Un mes después del doble terremoto ocurrido en Venezuela el 24 de junio, analizamos el comportamiento de los consumidores en el entorno digital en medio de una crisis. Ante la emergencia, la demanda colectiva no fue solo de consumo, sino que se volcó en un primer momento hacia la necesidad de información, y casi de inmediato, hacia la solidaridad.
La búsqueda de información como primer paso tras el impacto Las primeras horas posteriores al evento, las búsquedas en la web revelaron un país buscando respuestas. Los términos “Venezuela terremoto”, “Sismos”, “Información de seguridad sobre sismos” crecieron un +1.300%, +600% y +250% según Google Trends. En paralelo y coincidiendo con el restablecimiento de la plataforma X en el territorio nacional justo después del suceso, las pantallas se inundaron rápidamente de reportes de daños, alertas y mensajes buscando personas desaparecidas. Esta fue la forma en la que el país entero intentó entender lo que había sucedido.
La solidaridad tuvo la mayor demanda Pasado los primeros días el comportamiento de los usuarios se transformó: Las búsquedas sobre “donaciones para Venezuela” registraron un incremento del +20%, mientras que en redes sociales, el volumen de publicaciones asociadas a hashtags de ayuda y donación alcanzó el millón de menciones entre Instagram y TikTok. Lejos de ser una demanda puntual en esos días, esta acción digital se sostuvo por semanas. Según reportes de la OPS/OMS e Infobae Perú, las categorías con más demanda para donaciones entre el 28 de junio y el 5 de julio fueron agua, medicamentos y alimentos no perecederos. Sin embargo, a medida que las familias en estado de vulnerabilidad son ubicadas en refugios, las donaciones se han diversificado orgánicamente en otras categorías como kits de higiene, fórmulas de bebés y medicamentos específicos. No fue un impulso momentáneo de un fin de semana, sino un propósito compartido que se mantuvo activo durante la emergencia.
La reconstrucción ya empezó Esta fase de reconstrucción ya inició y es una tarea de todos, donde cada empresa puede aportar valor desde sus capacidades. Ese es, quizás, el rol más honesto que una marca puede asumir hoy: no se trata de reinventarse como marca solidaria de la noche a la mañana, sino de preguntarse qué sabe hacer mejor que nadie y ofrecer exactamente eso con autenticidad, sin necesidad de que se vea como campaña.

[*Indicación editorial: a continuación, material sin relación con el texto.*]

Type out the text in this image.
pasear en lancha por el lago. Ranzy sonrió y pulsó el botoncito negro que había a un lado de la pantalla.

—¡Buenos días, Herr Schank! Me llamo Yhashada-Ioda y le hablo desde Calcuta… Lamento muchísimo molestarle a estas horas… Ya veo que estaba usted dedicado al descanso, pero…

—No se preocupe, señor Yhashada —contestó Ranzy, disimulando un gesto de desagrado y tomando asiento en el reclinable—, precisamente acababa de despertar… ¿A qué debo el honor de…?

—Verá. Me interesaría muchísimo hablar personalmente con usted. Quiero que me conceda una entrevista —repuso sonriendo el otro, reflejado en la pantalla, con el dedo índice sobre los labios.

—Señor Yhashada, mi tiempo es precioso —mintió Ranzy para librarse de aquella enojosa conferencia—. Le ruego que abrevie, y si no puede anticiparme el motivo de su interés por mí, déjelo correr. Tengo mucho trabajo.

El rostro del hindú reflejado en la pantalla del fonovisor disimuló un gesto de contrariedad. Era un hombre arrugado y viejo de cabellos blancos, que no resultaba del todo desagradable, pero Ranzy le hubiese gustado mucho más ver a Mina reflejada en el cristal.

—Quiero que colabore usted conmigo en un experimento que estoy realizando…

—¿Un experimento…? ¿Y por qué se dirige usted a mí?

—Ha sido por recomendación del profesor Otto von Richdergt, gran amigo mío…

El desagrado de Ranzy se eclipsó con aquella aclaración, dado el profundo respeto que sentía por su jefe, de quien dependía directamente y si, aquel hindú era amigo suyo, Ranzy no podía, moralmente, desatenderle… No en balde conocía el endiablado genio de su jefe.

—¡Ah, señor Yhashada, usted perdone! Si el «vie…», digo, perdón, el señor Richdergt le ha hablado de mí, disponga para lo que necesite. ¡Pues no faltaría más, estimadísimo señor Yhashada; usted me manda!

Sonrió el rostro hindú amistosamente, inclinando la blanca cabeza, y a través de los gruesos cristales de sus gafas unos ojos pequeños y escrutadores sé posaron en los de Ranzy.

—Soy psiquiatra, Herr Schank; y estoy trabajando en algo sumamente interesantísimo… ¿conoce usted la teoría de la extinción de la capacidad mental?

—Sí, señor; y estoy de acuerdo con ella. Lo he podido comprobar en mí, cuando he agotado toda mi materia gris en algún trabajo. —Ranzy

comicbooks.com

¿Qué debe hacer una marca en una emergencia como esta? El error de algunas marcas: confundir demanda solidaria con consumo. Aquí es donde muchas marcas tropiezan: incluso aquellas con buenas intenciones. Ven volumen y conversación masiva, ven números y los traducen automáticamente en oportunidades de mercado, pero un pico de búsquedas o de hashtags no siempre significa intención de compra; en este caso, significaba intención de ayudar. Confundir una demanda solidaria con una demanda comercial es un error de estrategia. En un momento de duelo colectivo, un paso en falso tiene un costo reputacional que ninguna campaña de venta compensa.
La postura o decisión correcta durante esta fase no es enfocarse en vender más, sino entender cómo acompañar y ser parte de la solución. Esto implica, en primer lugar, pausar cualquier campaña activa en las zonas afectadas. Luego, sumarse activamente a la ayuda con servicio real según las posibilidades, habilidades y oportunidades que se tengan como empresa. Finalmente, reservar el reingreso comercial para cuando la propia conversación pública empiece a desplazarse hacia la reconstrucción, como ya ocurre, haciéndolo con respeto y sin forzar el paso.
La reconstrucción de Venezuela será una suma de el esfuerzo de las personas y grandes empresas. Las organizaciones que vean esto no como una oportunidad de posicionamiento, sino como una responsabilidad compartida con el país que las sostiene, serán las que construyan una relación de confianza genuina; un vínculo tan sólido que ninguna campaña publicitaria del mundo podría comprar.